PYRIMON eye drops
Dexamethasone BP 0.1%w/v
Chloramphenicol BP 1%w/v
Chloramphenicol is an antibiotic originally isolated from Streptomyces venezuelae. Chloramphenicol is usually bacteriostatic in action. Chloramphenicol inhibits protein synthesis in susceptible organisms by binding to 50S ribosomal sub-units Chloramphenicol is active against most gram-positive and gram-negative bacteria, Rickettsia, Chlamydia (psittacosis-lymphogranuloma organisms) and Mycoplasma. The drug is inactive against fungi.
In general, susceptible organisms are inhibited in vitro by Chloramphenicol concentrations of 0.1-20mcg/mL; concentrations of 0.1-12 mcg/mL inhibit most susceptible strains of Escherichia coli Haemophilus influenzae, Moraxella lacunata, Staphylococci, Streptococci and Pneumococci. Following topical application to the eye, Chloramphenicol may be absorbed into the aqueous humor. Studies in patients with cataracts suggest that the degree of penetration varies with the dosage form and the frequency of application.
Dexamethasone is a synthetic fluorinated corticosteroid. Following topical application to the conjunctiva, corticosteroids inhibit the inflammatory response to mechanical, chemical or immunologic agents. Although their precise mechanism of action is unknown, corticosteroids inhibit edema, fibrin deposition, capillary dilation and migration of leukocytes and phagocytes in the acute inflammatory response. Following topical instillation of corticosteroids into the conjunctival sac, the drugs are absorbed into the aqueous humor, and systemic absorption occurs. However, because topical ophthalmic corticosteroid dosage is less than when the drugs are given systemically, clinical evidence of systemic absorption usually does not occur.
Infections of cornea, sclera and uveal tract; allergic conditions of the eye, conjunctivitis, episcleritis and scleritis; blepharitis, following traumatic, chemical and thermal injuries of the eye.
Dosage and administration
1 or 2 drops to be instilled in the eye 2 to 4 times a day or more often, or as directed by the physician
The prolonged use of antibiotics may occasionally result in overgrowth of non-susceptible organisms, including fungi. If new infections appear during medication, the drug should be discontinued and appropriate measures should be taken.
The possibility of fungal infections of the cornea should be considered after long term steroid dosing. If superinfection occurs, appropriate therapy should be initiated.

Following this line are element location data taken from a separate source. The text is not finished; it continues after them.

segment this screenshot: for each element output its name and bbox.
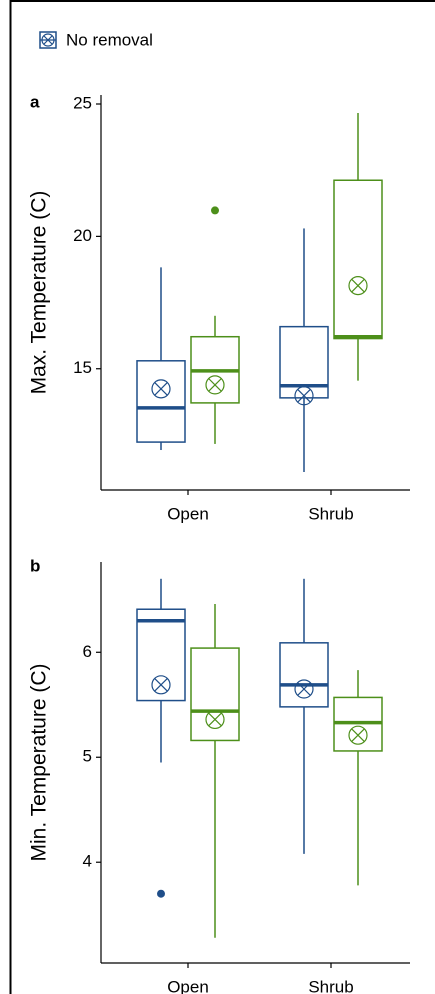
mean-cross [154,677,168,692]
panel-label: b [30,556,40,575]
mean-marker [205,375,225,395]
legend-swatch [40,35,56,45]
y-axis-label: Min. Temperature (C) [28,663,51,861]
mean-marker [348,725,368,745]
x-tick-label: Shrub [308,977,353,994]
y-tick-label: 15 [73,358,92,377]
box-body [136,608,186,702]
mean-cross [154,382,168,396]
box [136,267,186,451]
mean-cross [351,278,365,293]
mean-circle [151,379,171,399]
mean-cross [351,728,365,743]
box [279,228,329,472]
mean-circle [151,675,171,695]
panel-label: a [30,92,40,111]
mean-marker [348,276,368,296]
box-body [190,647,240,742]
box [333,113,383,381]
legend-label: No removal [66,30,153,49]
outlier [211,206,219,215]
y-tick-label: 6 [83,642,92,661]
mean-marker [151,675,171,695]
y-tick-label: 4 [83,852,92,871]
mean-marker [294,679,314,699]
mean-circle [294,679,314,699]
box [190,206,240,444]
mean-circle [294,386,314,406]
y-tick-label: 20 [73,226,92,245]
y-tick-label: 25 [73,93,92,112]
x-tick-label: Shrub [308,504,353,523]
y-axis-label: Max. Temperature (C) [28,191,51,395]
box-body [279,642,329,708]
y-tick-label: 5 [83,747,92,766]
mean-circle [205,375,225,395]
x-tick-label: Open [167,504,209,523]
box [190,603,240,938]
box [333,670,383,886]
box-body [136,360,186,443]
mean-cross [297,388,311,403]
box [136,578,186,898]
mean-circle [205,709,225,730]
x-tick-label: Open [167,977,209,994]
box-body [333,179,383,340]
mean-marker [151,379,171,399]
mean-circle [348,276,368,296]
outlier [157,889,165,898]
mean-marker [205,709,225,730]
box [279,578,329,854]
mean-cross [297,682,311,696]
mean-marker [294,386,314,406]
mean-circle [348,725,368,745]
mean-cross [208,712,222,727]
mean-cross [208,378,222,392]
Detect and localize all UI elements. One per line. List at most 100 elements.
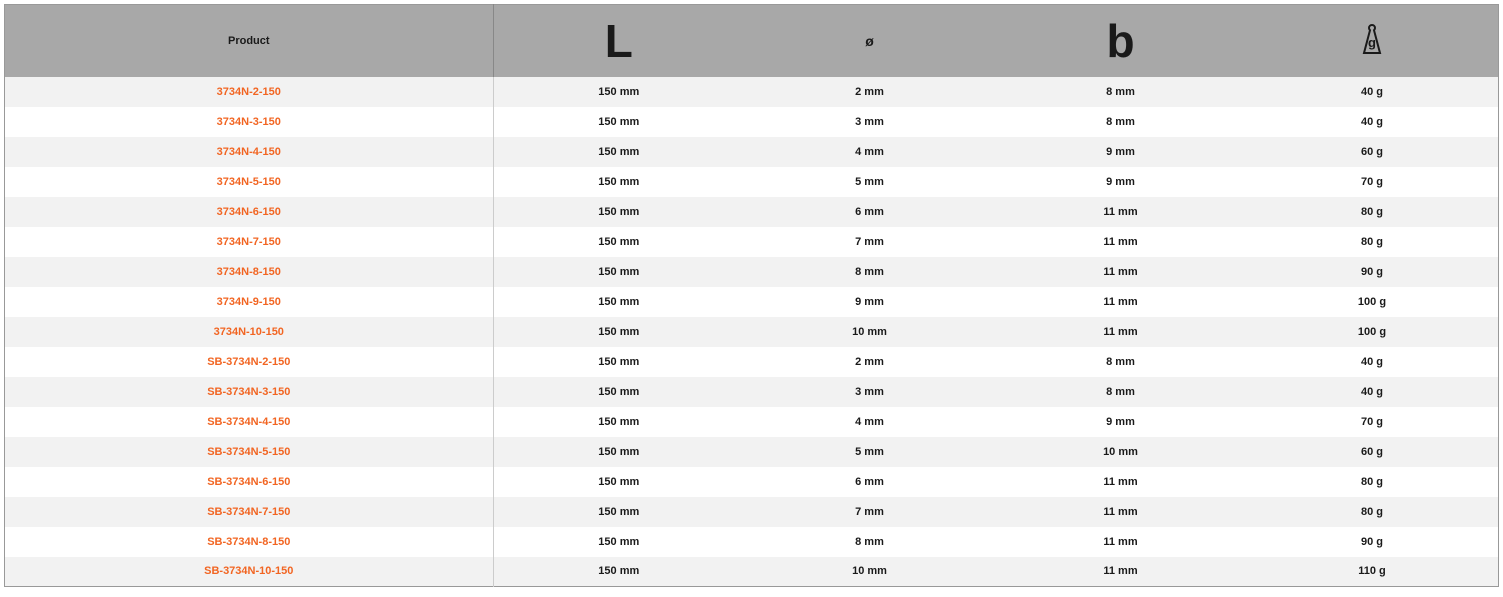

There are no adequate and well-controlled studies in pregnant women. The preparation should be used during pregnancy only if the potential benefit justifies the potential risk to the fetus.
Not for injection into the eye
Do not touch the nozzle tip to any surface, since this may contaminate the solution. If irritation persists or increases discontinue the use and consult the physician. Bone marrow hypoplasia including aplastic anemia and death has been reported following local application of Chloramphenicol Chloramphenicol should not be used when less potentially dangerous agents would be expected to provide effective treatment.
Prolonged use of steroids may results in glaucoma, with damage to the optic nerve, defects in visual acuity and fields of vision and posterior sub-capsular cataract formation. Intraocular pressure should be routinely monitored even though it may be difficult in children and uncooperative patients. Prolonged use may suppress the host response and thus increases the hazard of secondary ocular infections. In those diseases causing thinning of the cornea or sclera, perforations have been known to occur with the use of topical steroids. In acute purulent conditions of the eye, steroids may mask infection or enhance existing infection.
The preparation is contraindicated in patients with Epithelial herpes simplex keratitis vaccinia, varicella and many other viral diseases of the cornea and conjunctiva, Mycobacterial infection of the eye, fungal diseases of ocular structures, and in patients who are hypersensitive to the drug or to any other ingredient in the formulation. The use of this combination is always contraindicated after removal of a corneal foreign body.
Transient burning or stinging may occur when Chloramphenicol is applied topically to the eye. Hypersensitivity or inflammatory reactions including contact conjunctivitis, itching or burning, angioneurotic edema, urticaria and vesicular and/or maculopapular dermatitis have occurred rarely following topical application of Chloramphenicol in patients who are sensitive to the drug or other ingredients in the formulations.
The reactions due to the steroid component are: elevation of intraocular pressure (IOP) with possible development of glaucoma and infrequent optic nerve damage; posterior sub-capsular cataract formation and delayed wound healing.